国王收到了期待已久的教皇回复,是他本可能预计到的唯一答案:绝对不能签名。
偏偏这封信件好死不死的被照顾国王起居的仆人看见了。
这也就算了。
接着,教皇又发来一封信,中止所有接受《神职人员民事组织法案初稿》的神职人员的职务,并严厉谴责新的教士选举提案。
这就成了钉死路易十六棺材板的最后一根钉子。
可是路易十六似乎并没有察觉到泄密的可能性,他还在考虑虔诚的问题。
对于教皇的回复,路易十六那是言听计从啊。
他立刻将自己身边宣誓效忠新宪法的告解神父换成了没有宣过誓的神父,但他依然深感苦恼。
而当仆人再一次发现这封信并交给国民制宪会议后,罗兰决定公布此事。
庇护六世的第二封信被公开后,它果不其然激发了巴黎人的反教权情绪。
大范围的骚乱再度爆发;在王家宫殿的花园里,教皇像遭焚烧;女修道院遭闯人,修女遭到侵犯;一颗头颅被扔进罗马教廷使节乘坐的马车里;暴民砸毁圣叙尔皮斯教堂的大门,强迫管风琴手演奏革命歌曲《一切都会好的》。

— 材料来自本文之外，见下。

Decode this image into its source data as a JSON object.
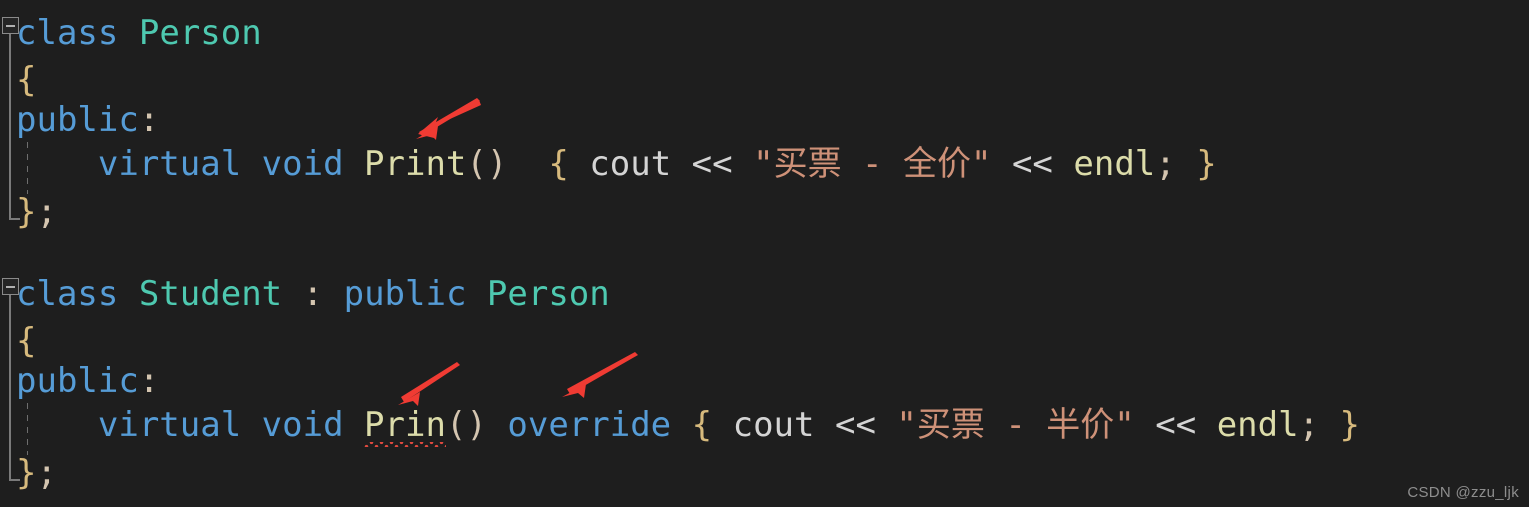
{
  "editor": {
    "background_color": "#1e1e1e",
    "language": "cpp",
    "theme": "dark-plus"
  },
  "colors": {
    "keyword": "#569cd6",
    "type": "#4ec9b0",
    "function": "#dcdcaa",
    "string": "#ce9178",
    "punctuation": "#d4c5b0",
    "plain_text": "#d4d4d4",
    "bracket_level1": "#d7ba7d",
    "error_squiggle": "#e04a3f",
    "annotation_arrow": "#f03b33",
    "watermark": "#8e8e8e"
  },
  "code": {
    "block_person": {
      "line1": {
        "keyword_class": "class",
        "type_name": "Person"
      },
      "line2": {
        "open_brace": "{"
      },
      "line3": {
        "keyword": "public",
        "colon": ":"
      },
      "line4": {
        "kw_virtual": "virtual",
        "kw_void": "void",
        "fn_name": "Print",
        "parens": "()",
        "open_brace": "{",
        "stream_obj": "cout",
        "op1": "<<",
        "string_literal": "\"买票 - 全价\"",
        "op2": "<<",
        "endl": "endl",
        "semicolon": ";",
        "close_brace": "}"
      },
      "line5": {
        "close_brace": "}",
        "semicolon": ";"
      }
    },
    "block_student": {
      "line1": {
        "keyword_class": "class",
        "type_name": "Student",
        "colon": ":",
        "keyword_public": "public",
        "base_type": "Person"
      },
      "line2": {
        "open_brace": "{"
      },
      "line3": {
        "keyword": "public",
        "colon": ":"
      },
      "line4": {
        "kw_virtual": "virtual",
        "kw_void": "void",
        "fn_name": "Prin",
        "parens": "()",
        "kw_override": "override",
        "open_brace": "{",
        "stream_obj": "cout",
        "op1": "<<",
        "string_literal": "\"买票 - 半价\"",
        "op2": "<<",
        "endl": "endl",
        "semicolon": ";",
        "close_brace": "}",
        "has_error_squiggle": true
      },
      "line5": {
        "close_brace": "}",
        "semicolon": ";"
      }
    }
  },
  "annotations": {
    "arrows": [
      {
        "name": "arrow-pointing-print",
        "target": "Print"
      },
      {
        "name": "arrow-pointing-prin",
        "target": "Prin"
      },
      {
        "name": "arrow-pointing-override",
        "target": "override"
      }
    ]
  },
  "watermark": {
    "text": "CSDN @zzu_ljk"
  }
}
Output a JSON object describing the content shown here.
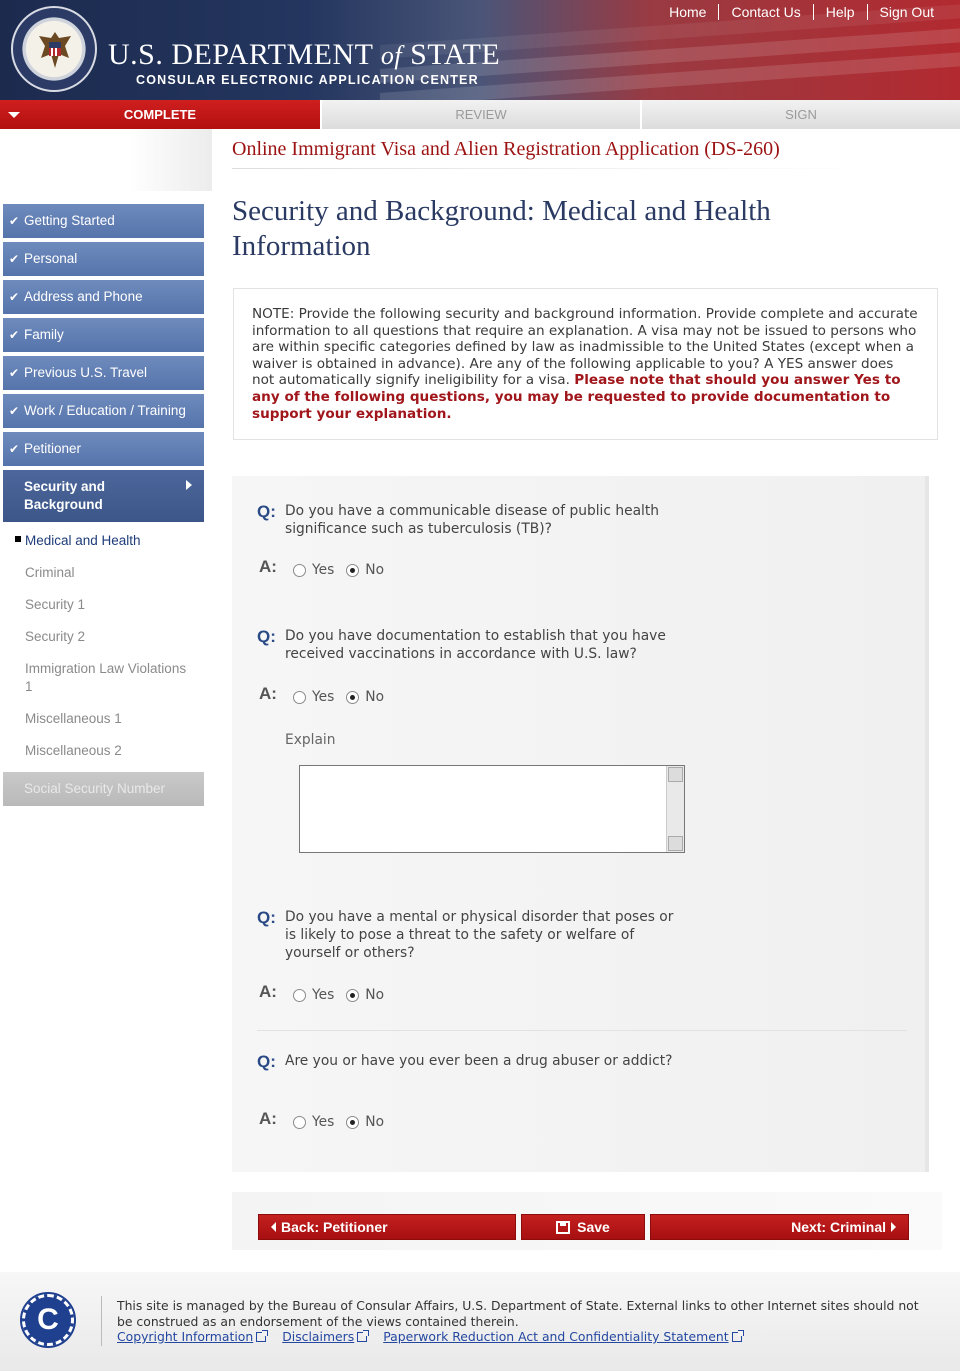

他们要求国王辞退其新聘用的告解神父,并谴责国王为叛徒,因为他藐视法国法律,从一位效忠教皇而非国家的教士那里领取圣餐。
在出逃事件与教权风波后,法国人对国王的容忍度已经下降到了底线。
国民制宪议会外交委员会的重要成员,吉伦特派的代表罗兰夫人起草了一份请愿书,称路易十六的行为实际上已经让他失去了担任国王的资格。
同期的罗伯斯庇尔则更为激进,他直接在请愿书里表示法王的行为是在出卖国家,民族与人民的利益,需要对他进行惩戒。
1790年一月二十五日,大量民众聚集在战神广场,听着雅各宾派与吉伦特派的演讲。